Aus meiner Sicht trägt dies nicht zur Lösung der ÖPNV-Probleme im Landkreis Regen bei. Mit der Reaktivierung der Bahn wird nur der Endpunkt der Bahn um ein paar Kilometer nach hinten, also nach Viechtach, verschoben. Die durchgehende Verbindung ab Viechtach in Richtung Cham/Regensburg geht ja nicht mehr, weil die Gleisanlagen nicht mehr bestehen.

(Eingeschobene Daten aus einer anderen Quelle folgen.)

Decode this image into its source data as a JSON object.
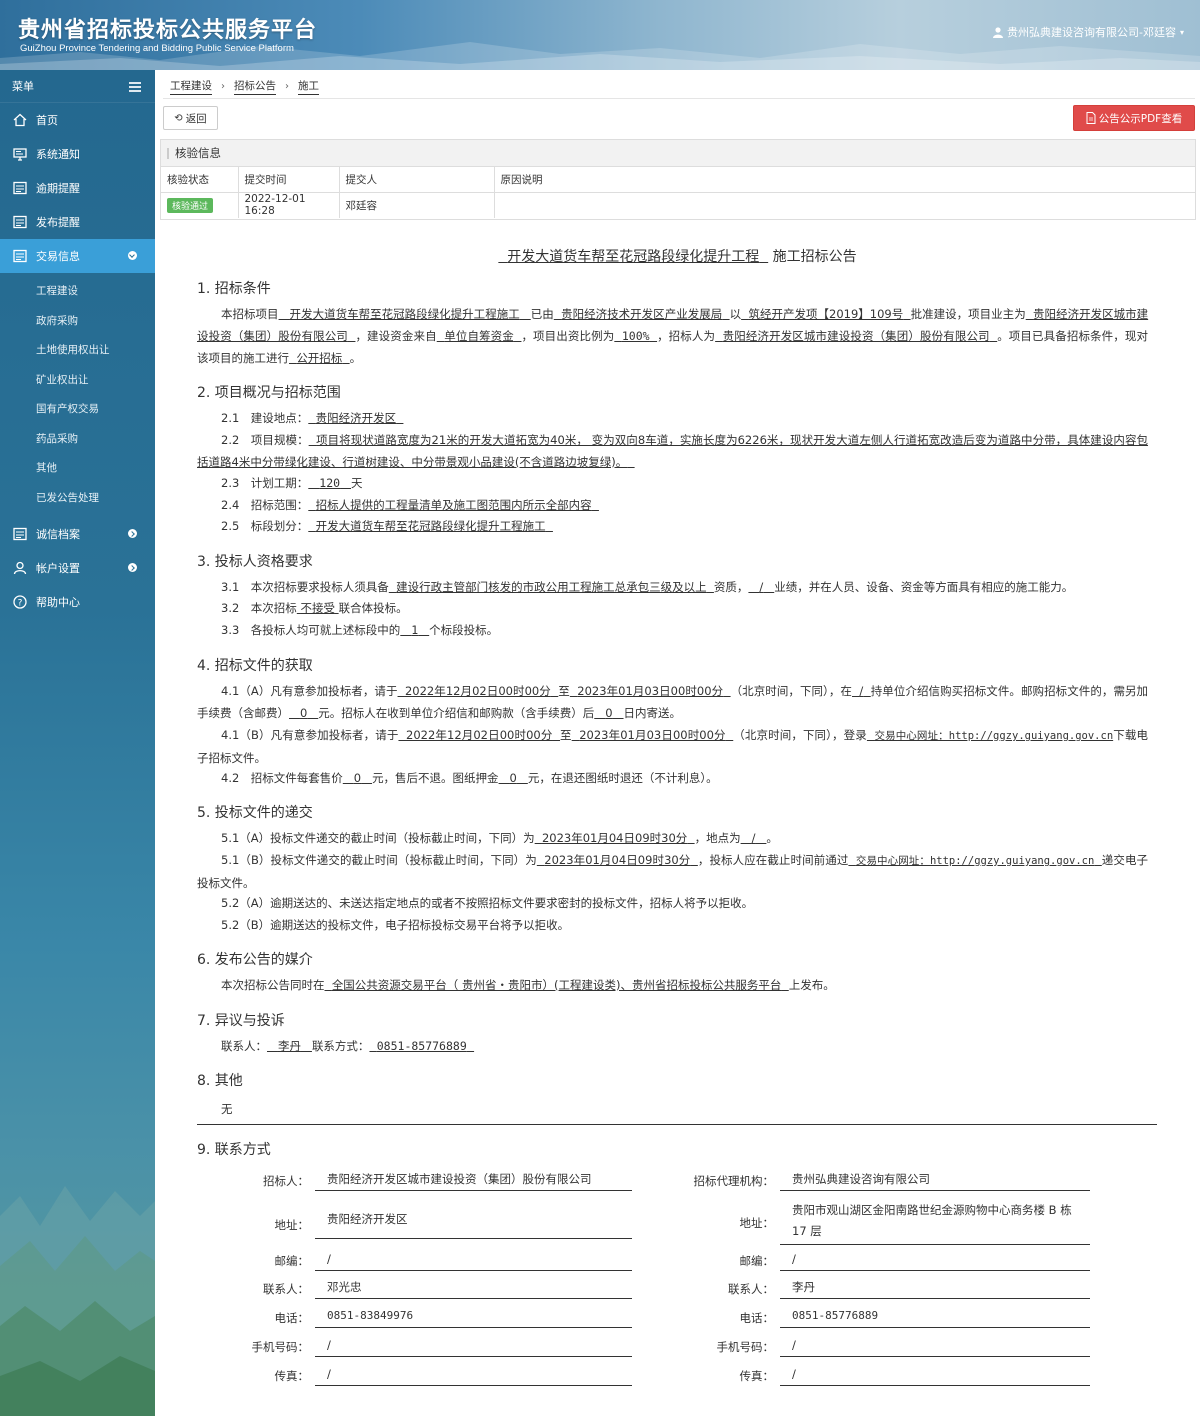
{
  "header": {
    "title": "贵州省招标投标公共服务平台",
    "subtitle": "GuiZhou Province Tendering and Bidding Public Service Platform",
    "user": "贵州弘典建设咨询有限公司-邓廷容"
  },
  "sidebar": {
    "menu_label": "菜单",
    "items": [
      {
        "label": "首页",
        "icon": "home-icon"
      },
      {
        "label": "系统通知",
        "icon": "monitor-icon"
      },
      {
        "label": "逾期提醒",
        "icon": "list-icon"
      },
      {
        "label": "发布提醒",
        "icon": "list-icon"
      },
      {
        "label": "交易信息",
        "icon": "list-icon"
      }
    ],
    "sub_items": [
      "工程建设",
      "政府采购",
      "土地使用权出让",
      "矿业权出让",
      "国有产权交易",
      "药品采购",
      "其他",
      "已发公告处理"
    ],
    "bottom_items": [
      {
        "label": "诚信档案",
        "icon": "list-icon"
      },
      {
        "label": "帐户设置",
        "icon": "user-icon"
      },
      {
        "label": "帮助中心",
        "icon": "help-icon"
      }
    ]
  },
  "breadcrumb": [
    "工程建设",
    "招标公告",
    "施工"
  ],
  "buttons": {
    "back": "返回",
    "pdf": "公告公示PDF查看"
  },
  "verify": {
    "title": "核验信息",
    "headers": [
      "核验状态",
      "提交时间",
      "提交人",
      "原因说明"
    ],
    "row": {
      "status": "核验通过",
      "time": "2022-12-01 16:28",
      "submitter": "邓廷容",
      "reason": ""
    }
  },
  "doc": {
    "title_project": "开发大道货车帮至花冠路段绿化提升工程",
    "title_suffix": "施工招标公告",
    "s1": {
      "h": "1. 招标条件",
      "t1": "本招标项目",
      "project": "开发大道货车帮至花冠路段绿化提升工程施工",
      "t2": "已由",
      "approver": "贵阳经济技术开发区产业发展局",
      "t3": "以",
      "doc_no": "筑经开产发项【2019】109号",
      "t4": "批准建设，项目业主为",
      "owner": "贵阳经济开发区城市建设投资（集团）股份有限公司",
      "t5": "，建设资金来自",
      "fund": "单位自筹资金",
      "t6": "，项目出资比例为",
      "ratio": "100%",
      "t7": "，招标人为",
      "tenderer": "贵阳经济开发区城市建设投资（集团）股份有限公司",
      "t8": "。项目已具备招标条件，现对该项目的施工进行",
      "method": "公开招标",
      "t9": "。"
    },
    "s2": {
      "h": "2. 项目概况与招标范围",
      "l1": "2.1　建设地点：",
      "site": "贵阳经济开发区",
      "l2": "2.2　项目规模：",
      "scale": "项目将现状道路宽度为21米的开发大道拓宽为40米， 变为双向8车道，实施长度为6226米，现状开发大道左侧人行道拓宽改造后变为道路中分带，具体建设内容包括道路4米中分带绿化建设、行道树建设、中分带景观小品建设(不含道路边坡复绿)。",
      "l3": "2.3　计划工期：",
      "period": "120",
      "period_unit": "天",
      "l4": "2.4　招标范围：",
      "range": "招标人提供的工程量清单及施工图范围内所示全部内容",
      "l5": "2.5　标段划分：",
      "section": "开发大道货车帮至花冠路段绿化提升工程施工"
    },
    "s3": {
      "h": "3. 投标人资格要求",
      "l1a": "3.1　本次招标要求投标人须具备",
      "qual": "建设行政主管部门核发的市政公用工程施工总承包三级及以上",
      "l1b": "资质，",
      "perf": "/",
      "l1c": "业绩，并在人员、设备、资金等方面具有相应的施工能力。",
      "l2a": "3.2　本次招标",
      "joint": "不接受",
      "l2b": "联合体投标。",
      "l3a": "3.3　各投标人均可就上述标段中的",
      "count": "1",
      "l3b": "个标段投标。"
    },
    "s4": {
      "h": "4. 招标文件的获取",
      "a1": "4.1（A）凡有意参加投标者，请于",
      "start": "2022年12月02日00时00分",
      "to": "至",
      "end": "2023年01月03日00时00分",
      "a2": "（北京时间，下同），在",
      "place": "/",
      "a3": "持单位介绍信购买招标文件。邮购招标文件的，需另加手续费（含邮费）",
      "fee": "0",
      "a4": "元。招标人在收到单位介绍信和邮购款（含手续费）后",
      "days": "0",
      "a5": "日内寄送。",
      "b1": "4.1（B）凡有意参加投标者，请于",
      "b2": "（北京时间，下同），登录",
      "site": "交易中心网址：http://ggzy.guiyang.gov.cn",
      "b3": "下载电子招标文件。",
      "c1": "4.2　招标文件每套售价",
      "price": "0",
      "c2": "元，售后不退。图纸押金",
      "deposit": "0",
      "c3": "元，在退还图纸时退还（不计利息）。"
    },
    "s5": {
      "h": "5. 投标文件的递交",
      "a1": "5.1（A）投标文件递交的截止时间（投标截止时间，下同）为",
      "deadline": "2023年01月04日09时30分",
      "a2": "，地点为",
      "place": "/",
      "a3": "。",
      "b1": "5.1（B）投标文件递交的截止时间（投标截止时间，下同）为",
      "b2": "，投标人应在截止时间前通过",
      "site": "交易中心网址：http://ggzy.guiyang.gov.cn",
      "b3": "递交电子投标文件。",
      "c": "5.2（A）逾期送达的、未送达指定地点的或者不按照招标文件要求密封的投标文件，招标人将予以拒收。",
      "d": "5.2（B）逾期送达的投标文件，电子招标投标交易平台将予以拒收。"
    },
    "s6": {
      "h": "6. 发布公告的媒介",
      "a": "本次招标公告同时在",
      "media": "全国公共资源交易平台（ 贵州省・贵阳市）(工程建设类)、贵州省招标投标公共服务平台",
      "b": "上发布。"
    },
    "s7": {
      "h": "7. 异议与投诉",
      "a": "联系人：",
      "name": "李丹",
      "b": "联系方式：",
      "phone": "0851-85776889"
    },
    "s8": {
      "h": "8. 其他",
      "text": "无"
    },
    "s9": {
      "h": "9. 联系方式",
      "left": [
        {
          "label": "招标人：",
          "value": "贵阳经济开发区城市建设投资（集团）股份有限公司"
        },
        {
          "label": "地址：",
          "value": "贵阳经济开发区"
        },
        {
          "label": "邮编：",
          "value": "/"
        },
        {
          "label": "联系人：",
          "value": "邓光忠"
        },
        {
          "label": "电话：",
          "value": "0851-83849976"
        },
        {
          "label": "手机号码：",
          "value": "/"
        },
        {
          "label": "传真：",
          "value": "/"
        }
      ],
      "right": [
        {
          "label": "招标代理机构：",
          "value": "贵州弘典建设咨询有限公司"
        },
        {
          "label": "地址：",
          "value": "贵阳市观山湖区金阳南路世纪金源购物中心商务楼 B 栋 17 层"
        },
        {
          "label": "邮编：",
          "value": "/"
        },
        {
          "label": "联系人：",
          "value": "李丹"
        },
        {
          "label": "电话：",
          "value": "0851-85776889"
        },
        {
          "label": "手机号码：",
          "value": "/"
        },
        {
          "label": "传真：",
          "value": "/"
        }
      ]
    }
  }
}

Diejenigen, die die Bahn nutzen müssen sind dann in erster Linie die Schüler, die dabei erhebliche Nachteile zu erwarten haben. Grundsätzlich ist das wirtschaftlichste Beförderungsmittel zu wählen. Den Schülern ist eine Wegstrecke zur Haltestelle bis zu drei Kilometer Entfernung zumutbar. Und bereits jetzt ist klar, dass damit ein großer Teil der Schüler an den Bushaltestellen vorbei bis zu drei Kilometer Fußstrecke zum Bahnhof zurücklegen muss.
Meiner Meinung nach stehen Nutzen, Lasten und Kosten in keinem Verhältnis zur Reaktivierung der Bahnlinie – im Vergleich zum ÖPNV, aufgebaut auf ein Bus-System.
Herr Adam. Was sagen Sie dazu?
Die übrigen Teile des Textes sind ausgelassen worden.